Pain shot through my arm. For months, I’ve struggled using my limb. Somehow, I injured it. Months ago, the deltoid, tricep, and brachial muscles began to rebel. Simple things are tough. Sleeping on my left side is difficult. I shift and squirm until I’ve found the perfect position where it can rest and hopefully heal. Pulling my elbow out and away from my body brings sharp pain.
All my life, I’ve stuck my right into a sleeve and then slipped my left into the other side. Now to prevent pain, I need to start with my non-dominate side. Sometimes, I forget and have to pull my right arm out and begin again with my left. Frustrating and painful. Pullovers are practically unachievable by myself and I’ve had to ask my husband to help me. Fastening something against my back by myself is painful and almost impossible. Jimmy to the rescue!
I need to flip the habit my brain thinks is the correct sequence. Dressing this way, by starting with my dominant side, is not a bad thing—after all, I’ve done it for over a half-a-century. The injury showed me how I’d done something without thinking all my life. I’d grown accustomed to the way I get dressed. Habits are comfortable and, in-of-themselves, may not be wrong and in fact, they could be good.
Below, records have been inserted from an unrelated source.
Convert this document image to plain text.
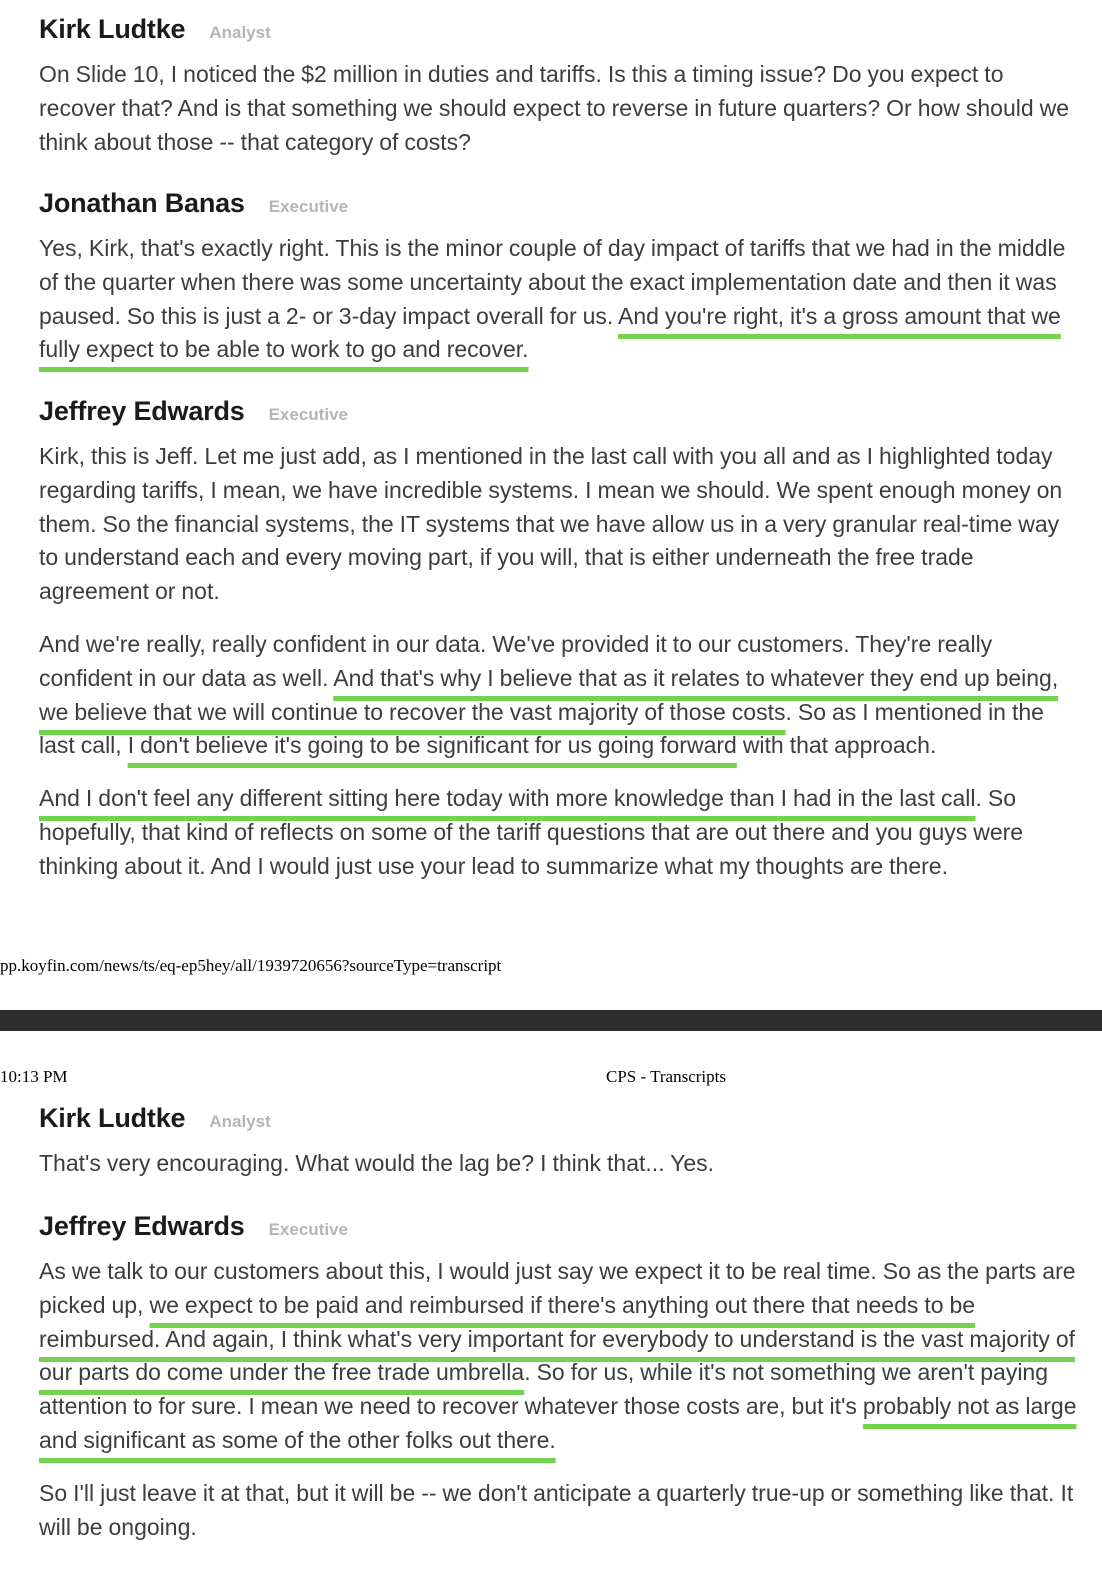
Kirk Ludtke Analyst

On Slide 10, I noticed the $2 million in duties and tariffs. Is this a timing issue? Do you expect to recover that? And is that something we should expect to reverse in future quarters? Or how should we think about those -- that category of costs?

Jonathan Banas Executive

Yes, Kirk, that's exactly right. This is the minor couple of day impact of tariffs that we had in the middle of the quarter when there was some uncertainty about the exact implementation date and then it was paused. So this is just a 2- or 3-day impact overall for us. And you're right, it's a gross amount that we fully expect to be able to work to go and recover.

Jeffrey Edwards Executive

Kirk, this is Jeff. Let me just add, as I mentioned in the last call with you all and as I highlighted today regarding tariffs, I mean, we have incredible systems. I mean we should. We spent enough money on them. So the financial systems, the IT systems that we have allow us in a very granular real-time way to understand each and every moving part, if you will, that is either underneath the free trade agreement or not.

And we're really, really confident in our data. We've provided it to our customers. They're really confident in our data as well. And that's why I believe that as it relates to whatever they end up being, we believe that we will continue to recover the vast majority of those costs. So as I mentioned in the last call, I don't believe it's going to be significant for us going forward with that approach.

And I don't feel any different sitting here today with more knowledge than I had in the last call. So hopefully, that kind of reflects on some of the tariff questions that are out there and you guys were thinking about it. And I would just use your lead to summarize what my thoughts are there.

pp.koyfin.com/news/ts/eq-ep5hey/all/1939720656?sourceType=transcript
10:13 PM	CPS - Transcripts
Kirk Ludtke Analyst

That's very encouraging. What would the lag be? I think that... Yes.

Jeffrey Edwards Executive

As we talk to our customers about this, I would just say we expect it to be real time. So as the parts are picked up, we expect to be paid and reimbursed if there's anything out there that needs to be reimbursed. And again, I think what's very important for everybody to understand is the vast majority of our parts do come under the free trade umbrella. So for us, while it's not something we aren't paying attention to for sure. I mean we need to recover whatever those costs are, but it's probably not as large and significant as some of the other folks out there.

So I'll just leave it at that, but it will be -- we don't anticipate a quarterly true-up or something like that. It will be ongoing.
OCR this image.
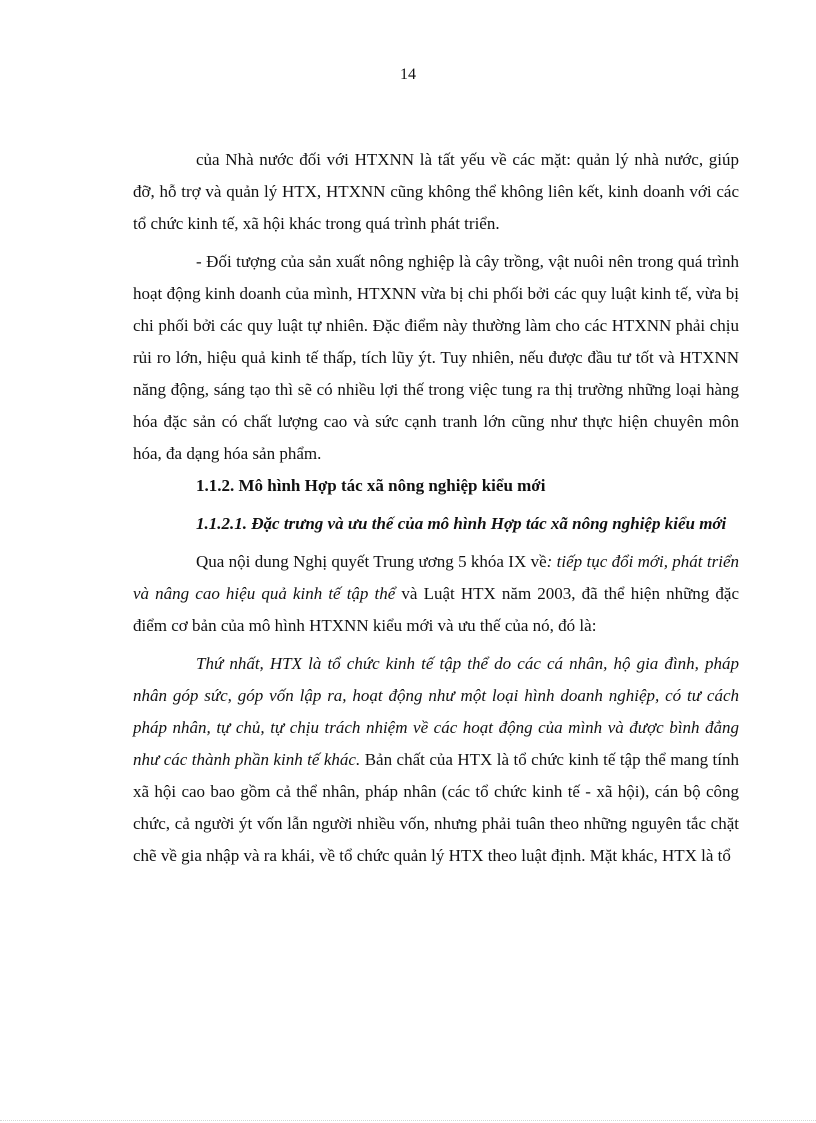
14

của Nhà nước đối với HTXNN là tất yếu về các mặt: quản lý nhà nước, giúp đỡ, hỗ trợ và quản lý HTX, HTXNN cũng không thể không liên kết, kinh doanh với các tổ chức kinh tế, xã hội khác trong quá trình phát triển.

- Đối tượng của sản xuất nông nghiệp là cây trồng, vật nuôi nên trong quá trình hoạt động kinh doanh của mình, HTXNN vừa bị chi phối bởi các quy luật kinh tế, vừa bị chi phối bởi các quy luật tự nhiên. Đặc điểm này thường làm cho các HTXNN phải chịu rủi ro lớn, hiệu quả kinh tế thấp, tích lũy ýt. Tuy nhiên, nếu được đầu tư tốt và HTXNN năng động, sáng tạo thì sẽ có nhiều lợi thế trong việc tung ra thị trường những loại hàng hóa đặc sản có chất lượng cao và sức cạnh tranh lớn cũng như thực hiện chuyên môn hóa, đa dạng hóa sản phẩm.

1.1.2. Mô hình Hợp tác xã nông nghiệp kiểu mới

1.1.2.1. Đặc trưng và ưu thế của mô hình Hợp tác xã nông nghiệp kiểu mới

Qua nội dung Nghị quyết Trung ương 5 khóa IX về: tiếp tục đổi mới, phát triển và nâng cao hiệu quả kinh tế tập thể và Luật HTX năm 2003, đã thể hiện những đặc điểm cơ bản của mô hình HTXNN kiểu mới và ưu thế của nó, đó là:

Thứ nhất, HTX là tổ chức kinh tế tập thể do các cá nhân, hộ gia đình, pháp nhân góp sức, góp vốn lập ra, hoạt động như một loại hình doanh nghiệp, có tư cách pháp nhân, tự chủ, tự chịu trách nhiệm về các hoạt động của mình và được bình đẳng như các thành phần kinh tế khác. Bản chất của HTX là tổ chức kinh tế tập thể mang tính xã hội cao bao gồm cả thể nhân, pháp nhân (các tổ chức kinh tế - xã hội), cán bộ công chức, cả người ýt vốn lẫn người nhiều vốn, nhưng phải tuân theo những nguyên tắc chặt chẽ về gia nhập và ra khái, về tổ chức quản lý HTX theo luật định. Mặt khác, HTX là tổ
But are they the best?
It hit me. This is like my spiritual walk with the Lord. Have I sunk my teeth into my good habits of reading the Bible and praying, albeit good things, but neglected to ask the Lord if there are things I need to revise?
Being stubborn and not altering a habit or mindset causes me pain when I try to dress the same way. Purposing to take care of my left arm by sliding it into the sleeve first is changing my habit—renewing my mind.
Often there is something in our thoughts, actions, and lives that we should adjust, relearn, prioritize, reverse, or throw away. Renew our mind.
When we listen to His prodding and we begin the process, we will feel uncomfortable. Growth is painful. Change is tough. Renewing our minds takes focus, intent, and repetition.
God says we need to renew our minds to be focused on Him and His word and be willing to revise our thinking. Are we up for that challenge?
And do not be conformed to this world, but be transformed by the renewing of your mind, that you may prove what is that good and acceptable and perfect will of God (Romans 12:2 NLT)
“Lord, please show me where I need to change. Where I need to strengthen, and where I need to rest. Help me to see my thoughts, actions, habits, standards, and emotions through Your eyes. In Jesus name, Amen.”